The Decatur Daily Democrat

19 AGs back Missouri college’s religious liberty case against Biden administra­tion

-

(The Center Square) – The U.S. Supreme Court hasn’t agreed to hear a case involving a private Missouri college’s challenge to a Biden administra­tion ruling, but Missouri Attorney General Andrew Bailey and 18 other attorneys general filed a brief supporting the school.

College of the Ozarks sued the Biden administra­tion in 2021 after an executive order banned housing discrimina­tion based on sexual orientatio­n and gender identity. The institutio­n and the Alliance Defending Freedom filed suit on the grounds the order forced religious schools to violate their views by prohibitin­g same-sex dormitorie­s, including rules allowing a transgende­r person who identifies as female to live in a female residence hall.

Bailey’s brief urges the court to take the case and contends the U.S. Department of Housing and Urban Developmen­t unlawfully declared the Fair Housing Act prohibits schools from having dormitorie­s limited to a single biological sex.

Bailey said he opposes the federal government’s ability to push rules “that run roughshod over religious liberty.”

“It is absolutely ridiculous that unelected federal bureaucrat­s are attempting to subvert the law and force religious universiti­es to house male and female students together,” Bailey said in a statement. “This is just yet another attempt by woke leftists to push their social agenda onto students.”

In May 2021, a federal judge rejected the college’s lawsuit and last year the U.S. Court of Appeals upheld the Biden administra­tion’s order. In an 18-page ruling, the judges stated the college’s “alleged injury” was too speculativ­e.

“The College has not shown that there exists a credible threat that the defendants will enforce the Fair Housing Act against the institutio­n based on its religiousl­y-based housing policies,” the judges wrote. “The Memorandum does not make the College’s housing policies unlawful without regard to legal protection­s for religious liberty. HUD has never filed charges of housing discrimina­tion against a college that is exempt from prohibitio­ns on sex discrimina­tion in housing under Title IX. And HUD has never enforced the Fair Housing Act’s sex-discrimina­tion prohibitio­n against the College, even though the agency interprete­d the Fair Housing Act to prohibit discrimina­tion on the basis of sexual orientatio­n and gender identity between 2012 and 2020.”

John Bursch, senior counsel and vice president of appellate advocacy with the ADF, said he expects the Supreme Court to make a decision on accepting the case in June.
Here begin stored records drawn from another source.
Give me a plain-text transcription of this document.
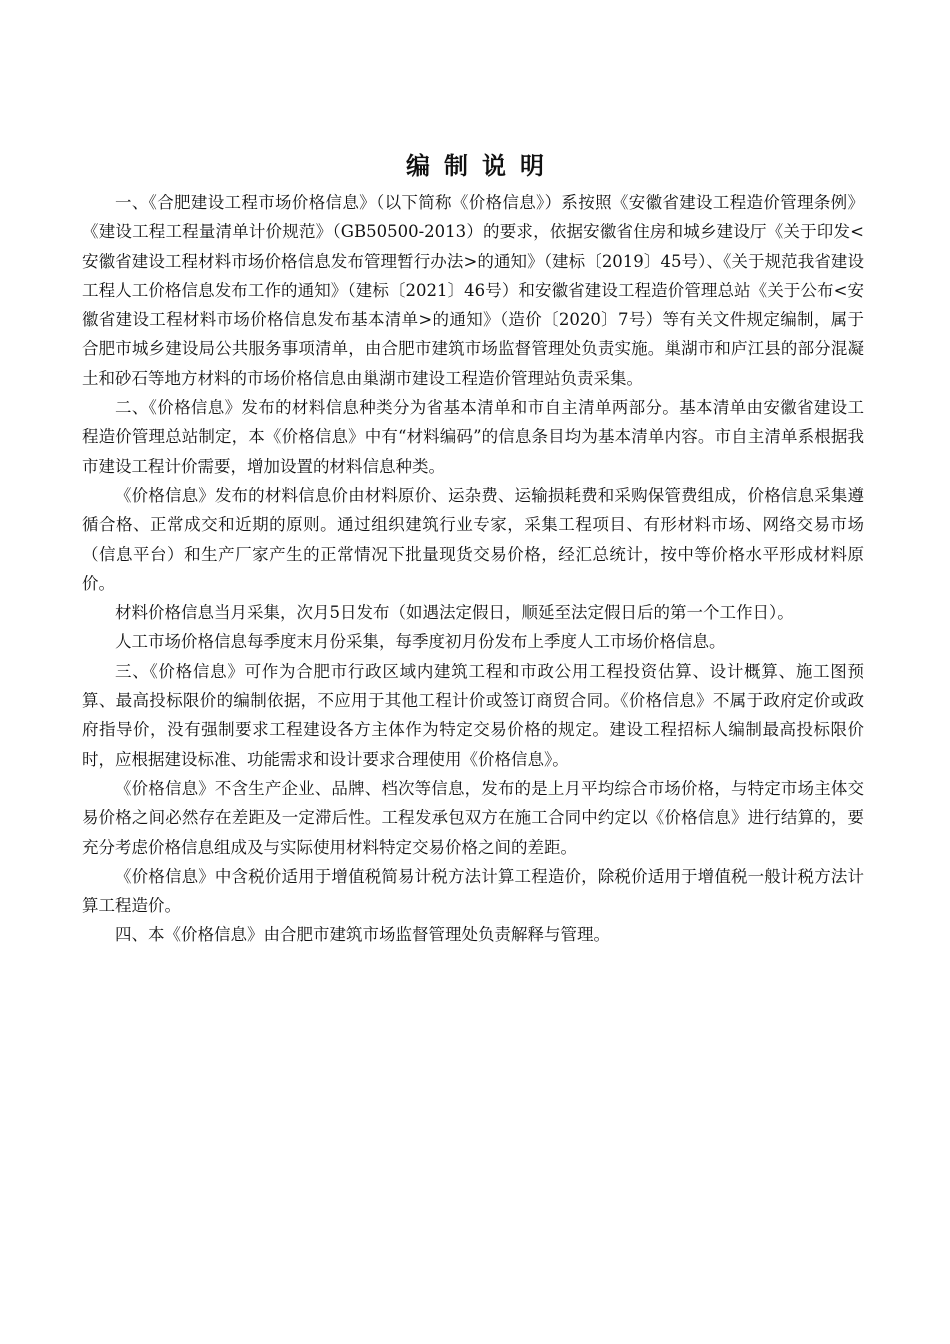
编制说明

一、《合肥建设工程市场价格信息》（以下简称《价格信息》）系按照《安徽省建设工程造价管理条例》《建设工程工程量清单计价规范》（GB50500-2013）的要求，依据安徽省住房和城乡建设厅《关于印发<安徽省建设工程材料市场价格信息发布管理暂行办法>的通知》（建标〔2019〕45号）、《关于规范我省建设工程人工价格信息发布工作的通知》（建标〔2021〕46号）和安徽省建设工程造价管理总站《关于公布<安徽省建设工程材料市场价格信息发布基本清单>的通知》（造价〔2020〕7号）等有关文件规定编制，属于合肥市城乡建设局公共服务事项清单，由合肥市建筑市场监督管理处负责实施。巢湖市和庐江县的部分混凝土和砂石等地方材料的市场价格信息由巢湖市建设工程造价管理站负责采集。

二、《价格信息》发布的材料信息种类分为省基本清单和市自主清单两部分。基本清单由安徽省建设工程造价管理总站制定，本《价格信息》中有“材料编码”的信息条目均为基本清单内容。市自主清单系根据我市建设工程计价需要，增加设置的材料信息种类。

《价格信息》发布的材料信息价由材料原价、运杂费、运输损耗费和采购保管费组成，价格信息采集遵循合格、正常成交和近期的原则。通过组织建筑行业专家，采集工程项目、有形材料市场、网络交易市场（信息平台）和生产厂家产生的正常情况下批量现货交易价格，经汇总统计，按中等价格水平形成材料原价。

材料价格信息当月采集，次月5日发布（如遇法定假日，顺延至法定假日后的第一个工作日）。

人工市场价格信息每季度末月份采集，每季度初月份发布上季度人工市场价格信息。

三、《价格信息》可作为合肥市行政区域内建筑工程和市政公用工程投资估算、设计概算、施工图预算、最高投标限价的编制依据，不应用于其他工程计价或签订商贸合同。《价格信息》不属于政府定价或政府指导价，没有强制要求工程建设各方主体作为特定交易价格的规定。建设工程招标人编制最高投标限价时，应根据建设标准、功能需求和设计要求合理使用《价格信息》。

《价格信息》不含生产企业、品牌、档次等信息，发布的是上月平均综合市场价格，与特定市场主体交易价格之间必然存在差距及一定滞后性。工程发承包双方在施工合同中约定以《价格信息》进行结算的，要充分考虑价格信息组成及与实际使用材料特定交易价格之间的差距。

《价格信息》中含税价适用于增值税简易计税方法计算工程造价，除税价适用于增值税一般计税方法计算工程造价。

四、本《价格信息》由合肥市建筑市场监督管理处负责解释与管理。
“Any time you have about 20 state attorneys general filing a brief, I would say that’s pretty significan­t,” Bursch said in an interview with The Center Square.

Bailey’s 26-page brief states the federal directive evades judicial review and imposes a new liability for gender identity and sexual orientatio­n discrimina­tion without evaluating the burden on religious freedoms.

“The College’s pre-enforcemen­t suit raises serious challenges to expansive and careless executive action that tramples religious liberties,” the brief states. “The courts have failed to recognize that HUD’s Directive is a legislativ­e rule.”

Joining Missouri are Alaska, Alabama, Arkansas, Idaho, Indiana, Iowa, Kansas, Kentucky, Louisiana, Mississipp­i, Montana, Nebraska, South Carolina, Tennessee, Texas, Utah, Virginia, and West Virginia.